- Location in Sudan
- Coordinates: 15°29′33″N 32°29′29″E﻿ / ﻿15.49250°N 32.49139°E
- Country: Sudan
- State: Khartoum
- City: Khartoum
- Founded: late 1970s
- Time zone: Central Africa Time, GMT + 3

= Abu Adam =

Neighbourhood in Sudan

Abu Adam (ابو آدم), or Abu Adam neighbourhood (حى أبوآدم) and was officially known as Al Farouk City (مدينة الفاروق), is one of the neighbourhoods of Khartoum, Sudan, located in the southern side of Khartoum.

== Background ==
Abu Adam was originally designed in the late 1970s. Then Al-Farouk City, entered a latent period where its growth was minimal until the mid-1990s. In the past 10 years, the city has begun to gain momentum and construction is taking place almost everywhere. The first settlers had to live without electricity and running water supply for a long time and the only option was to finance and buy water pipes and electric cables in addition to paving roads. Now the basic infrastructure like electricity and water is part of the city grid.

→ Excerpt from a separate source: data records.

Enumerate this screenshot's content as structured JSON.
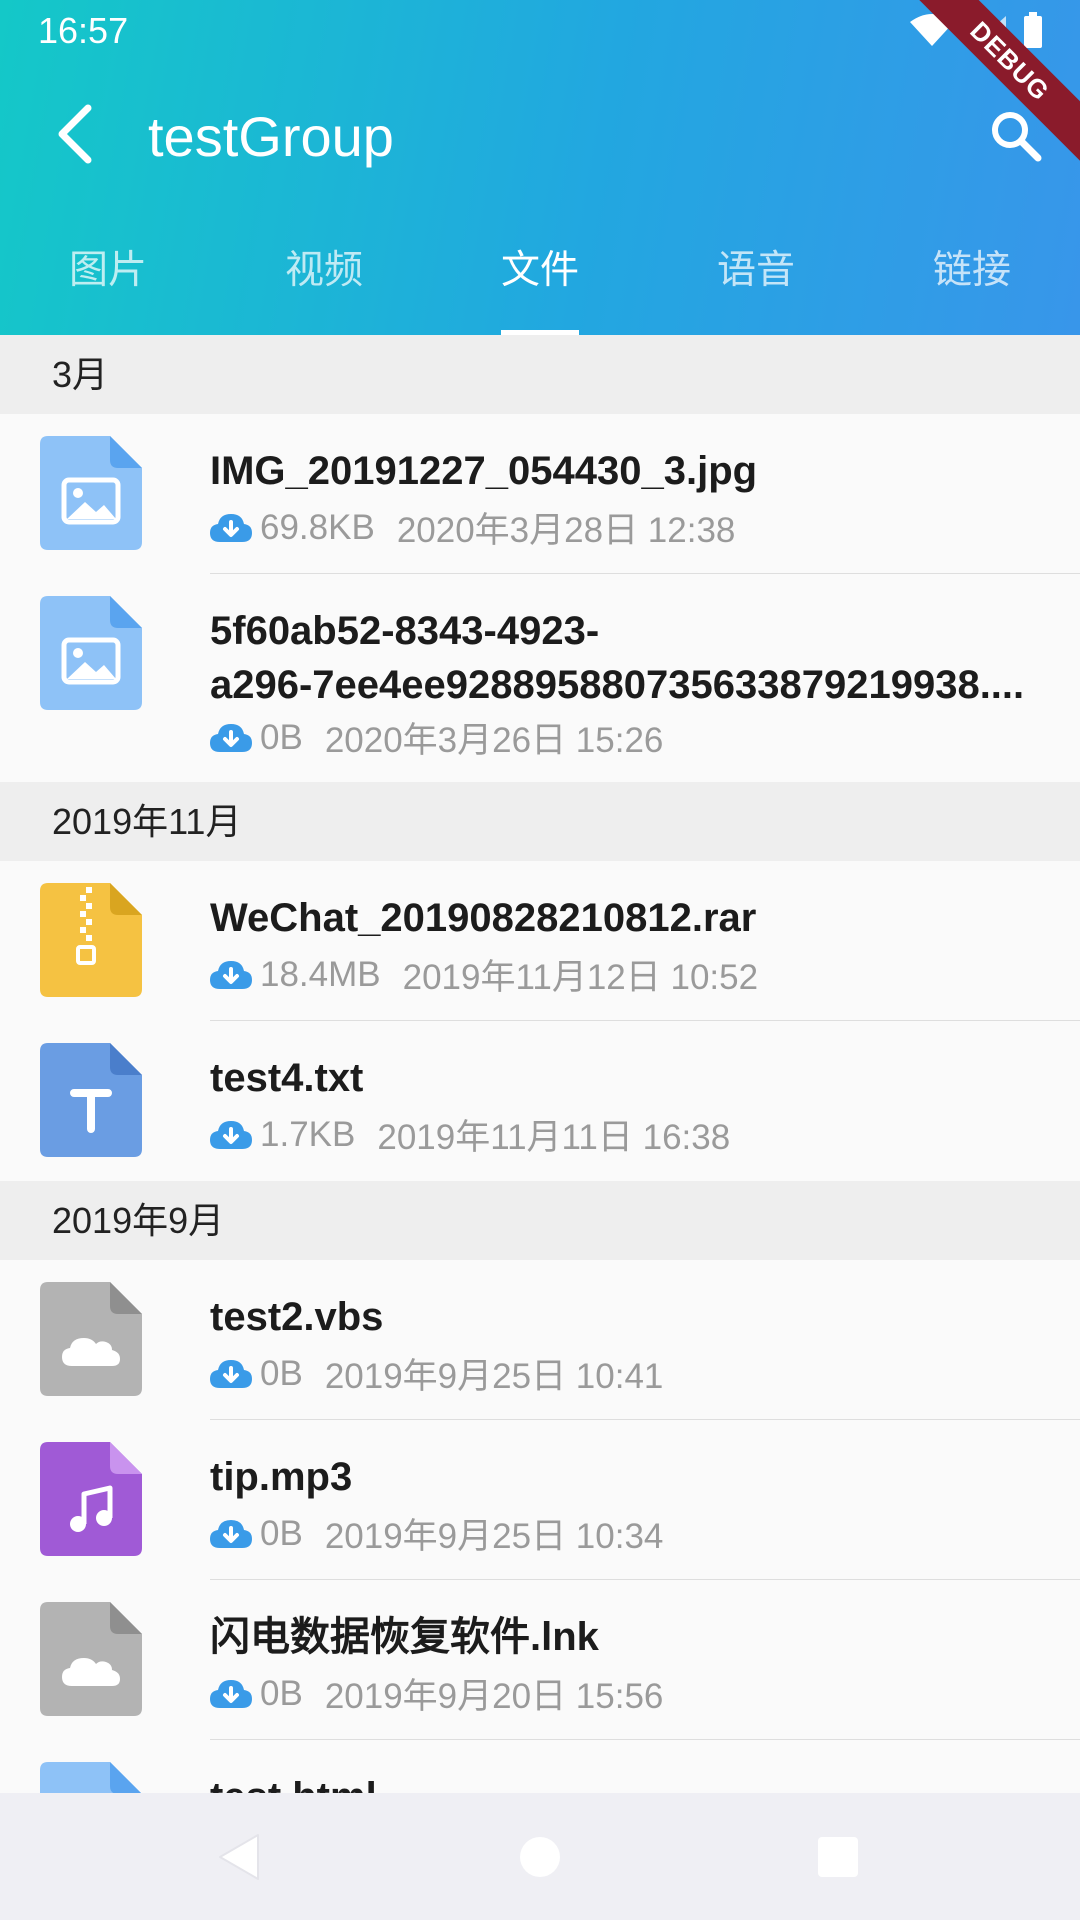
{
  "status_bar": {
    "time": "16:57",
    "debug_label": "DEBUG"
  },
  "app_bar": {
    "title": "testGroup"
  },
  "tabs": [
    {
      "label": "图片",
      "active": false
    },
    {
      "label": "视频",
      "active": false
    },
    {
      "label": "文件",
      "active": true
    },
    {
      "label": "语音",
      "active": false
    },
    {
      "label": "链接",
      "active": false
    }
  ],
  "sections": [
    {
      "header": "3月",
      "files": [
        {
          "name": "IMG_20191227_054430_3.jpg",
          "size": "69.8KB",
          "date": "2020年3月28日 12:38",
          "icon": "image-file-icon"
        },
        {
          "name_line1": "5f60ab52-8343-4923-",
          "name_line2": "a296-7ee4ee928895880735633879219938....",
          "size": "0B",
          "date": "2020年3月26日 15:26",
          "icon": "image-file-icon"
        }
      ]
    },
    {
      "header": "2019年11月",
      "files": [
        {
          "name": "WeChat_20190828210812.rar",
          "size": "18.4MB",
          "date": "2019年11月12日 10:52",
          "icon": "archive-file-icon"
        },
        {
          "name": "test4.txt",
          "size": "1.7KB",
          "date": "2019年11月11日 16:38",
          "icon": "text-file-icon"
        }
      ]
    },
    {
      "header": "2019年9月",
      "files": [
        {
          "name": "test2.vbs",
          "size": "0B",
          "date": "2019年9月25日 10:41",
          "icon": "unknown-file-icon"
        },
        {
          "name": "tip.mp3",
          "size": "0B",
          "date": "2019年9月25日 10:34",
          "icon": "audio-file-icon"
        },
        {
          "name": "闪电数据恢复软件.lnk",
          "size": "0B",
          "date": "2019年9月20日 15:56",
          "icon": "unknown-file-icon"
        },
        {
          "name": "test.html",
          "icon": "html-file-icon"
        }
      ]
    }
  ],
  "colors": {
    "header_start": "#14c8c8",
    "header_end": "#3896ea",
    "accent_blue": "#3a9be8",
    "image_icon": "#8ec2f7",
    "archive_icon": "#f5c242",
    "text_icon": "#6a9de3",
    "unknown_icon": "#b3b3b3",
    "audio_icon": "#a05ad6"
  }
}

During the 2023 Sudan conflict, on 10 July, the Sudanese Air Force bombed the areas of Abu Adam and Jabra, south of Khartoum. On 19 July, the Sudanese Armed Forces (SAF) claimed to have repelled an Rapid Support Forces (RSF) attack in Al-Ashra and the Al-Dabbasin Bridge in Abu Adam, south of Khartoum, destroying 9 combat vehicles and killing several fighters. On 30 July, the SAF accused the RSF of randomly bombing Abu Adam which led to the death of a child aged 8.